|Title||Forage intake of rangeland beef cows with varying degrees of crossbred influence|
|Publication Type||Journal Article|
|Year of Publication||1986|
|Authors||Wagner M.W, Havstad K, Doornbos D.E, Ayers E.L.|
|Journal||Journal of Animal Science|
|Keywords||Beef Cows, breeds, rangelands, Voluntary Intake|
Forage consumption of free-ranging beef cows for breeds differing in milk production potential was estimated in the summers of 1983 and 1984. Hereford (HH) and 75% Simmental-25% Hereford (3S1H) breed groups were used in 1983. In 1984, 25% Simmental-75% Hereford (1S3H), 50% Simmental-50% Hereford (SH), and 50% Angus-50% Hereford (AH) breed groups were added.
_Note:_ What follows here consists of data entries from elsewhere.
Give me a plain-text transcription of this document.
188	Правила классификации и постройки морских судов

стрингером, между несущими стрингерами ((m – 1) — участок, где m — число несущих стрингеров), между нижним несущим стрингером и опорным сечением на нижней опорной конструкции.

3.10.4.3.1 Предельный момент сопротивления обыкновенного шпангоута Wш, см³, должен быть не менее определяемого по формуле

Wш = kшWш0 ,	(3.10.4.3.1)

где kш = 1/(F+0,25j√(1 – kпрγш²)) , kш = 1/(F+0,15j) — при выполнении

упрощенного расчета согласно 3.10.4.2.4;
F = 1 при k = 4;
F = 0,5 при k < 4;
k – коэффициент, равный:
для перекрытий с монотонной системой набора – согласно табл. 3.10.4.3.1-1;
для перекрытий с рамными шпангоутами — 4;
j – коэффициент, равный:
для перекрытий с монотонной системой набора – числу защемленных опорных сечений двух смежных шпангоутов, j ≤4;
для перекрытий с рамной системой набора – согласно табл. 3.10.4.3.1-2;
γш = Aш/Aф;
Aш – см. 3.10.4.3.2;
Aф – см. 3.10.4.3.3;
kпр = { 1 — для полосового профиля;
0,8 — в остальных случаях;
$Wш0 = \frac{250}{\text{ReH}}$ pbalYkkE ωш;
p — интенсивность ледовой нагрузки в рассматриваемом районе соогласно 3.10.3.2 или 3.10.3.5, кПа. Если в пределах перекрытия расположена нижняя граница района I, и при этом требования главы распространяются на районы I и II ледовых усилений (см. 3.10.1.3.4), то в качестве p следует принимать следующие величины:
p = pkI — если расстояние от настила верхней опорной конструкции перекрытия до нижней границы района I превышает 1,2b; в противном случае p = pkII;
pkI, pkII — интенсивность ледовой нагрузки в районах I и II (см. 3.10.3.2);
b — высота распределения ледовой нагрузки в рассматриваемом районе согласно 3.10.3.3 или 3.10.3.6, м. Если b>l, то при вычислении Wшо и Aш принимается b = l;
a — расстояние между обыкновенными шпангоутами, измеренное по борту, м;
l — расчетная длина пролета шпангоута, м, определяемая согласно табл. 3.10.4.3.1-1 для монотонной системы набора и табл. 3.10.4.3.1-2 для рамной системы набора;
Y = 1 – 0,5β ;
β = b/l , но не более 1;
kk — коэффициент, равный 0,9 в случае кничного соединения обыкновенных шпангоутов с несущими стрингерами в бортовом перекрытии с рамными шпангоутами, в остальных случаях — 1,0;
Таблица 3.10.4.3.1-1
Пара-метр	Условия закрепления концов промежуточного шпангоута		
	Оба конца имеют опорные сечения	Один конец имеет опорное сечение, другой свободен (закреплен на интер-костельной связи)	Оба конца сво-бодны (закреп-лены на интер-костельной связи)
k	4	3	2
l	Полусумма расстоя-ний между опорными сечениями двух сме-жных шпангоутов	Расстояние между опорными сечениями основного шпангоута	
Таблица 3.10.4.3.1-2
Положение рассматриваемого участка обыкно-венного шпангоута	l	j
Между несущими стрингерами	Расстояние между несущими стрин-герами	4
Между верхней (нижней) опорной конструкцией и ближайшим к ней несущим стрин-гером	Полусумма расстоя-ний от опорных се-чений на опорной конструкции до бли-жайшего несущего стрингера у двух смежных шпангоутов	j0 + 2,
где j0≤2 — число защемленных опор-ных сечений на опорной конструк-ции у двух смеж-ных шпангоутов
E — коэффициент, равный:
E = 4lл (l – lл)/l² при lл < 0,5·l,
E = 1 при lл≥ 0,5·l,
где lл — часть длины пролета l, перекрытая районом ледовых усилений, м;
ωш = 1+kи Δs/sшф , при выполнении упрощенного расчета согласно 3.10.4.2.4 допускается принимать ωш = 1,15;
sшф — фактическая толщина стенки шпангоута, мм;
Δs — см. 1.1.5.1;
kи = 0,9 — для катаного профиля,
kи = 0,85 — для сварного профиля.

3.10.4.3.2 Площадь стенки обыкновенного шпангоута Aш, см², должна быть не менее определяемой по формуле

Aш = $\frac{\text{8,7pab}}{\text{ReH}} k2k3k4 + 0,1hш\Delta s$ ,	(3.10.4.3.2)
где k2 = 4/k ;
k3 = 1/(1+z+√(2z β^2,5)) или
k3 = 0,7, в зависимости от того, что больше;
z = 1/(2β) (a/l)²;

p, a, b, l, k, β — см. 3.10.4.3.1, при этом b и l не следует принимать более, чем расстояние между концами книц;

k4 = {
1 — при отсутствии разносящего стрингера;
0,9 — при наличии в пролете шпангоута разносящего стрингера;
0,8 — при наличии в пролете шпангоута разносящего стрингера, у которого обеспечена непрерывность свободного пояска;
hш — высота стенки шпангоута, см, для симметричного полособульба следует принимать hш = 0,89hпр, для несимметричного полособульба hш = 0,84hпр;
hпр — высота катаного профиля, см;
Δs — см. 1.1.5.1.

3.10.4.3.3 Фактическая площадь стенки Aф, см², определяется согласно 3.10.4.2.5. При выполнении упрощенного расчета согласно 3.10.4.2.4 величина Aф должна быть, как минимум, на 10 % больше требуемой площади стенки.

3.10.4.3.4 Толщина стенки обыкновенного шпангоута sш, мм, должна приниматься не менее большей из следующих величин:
Six mature (6-or 7-yr-old) lactating cows of these breed groups were used each year. Fecal output was estimated during June, July and August each year using the chromic oxide dilution technique. A correction factor was derived by comparing estimated fecal output values to actual measurements using fecal bags. Monthly forage extrusa collections for in vitro organic matter disappearance determinations were obtained using esophageal-cannulated cows. Breed groups did not differ in body weight (P>.10) in either year and averaged 549kg. No significant difference in average mean intake expressed as a percentage of body weight per day (%BW/d) was found between the breeds in 1983. In 1984, important breed group differences were detected (P<.O1). Average mean intakes for 1S3H, HH, AH, SH and 3S1H were 2.2, 2.3, 2.5, 2.6 and 2.8% Bw/d, respectively. These results provide an initial basis for evaluation of cow types of differing production potential that are foraging in a restrictive rangeland environment.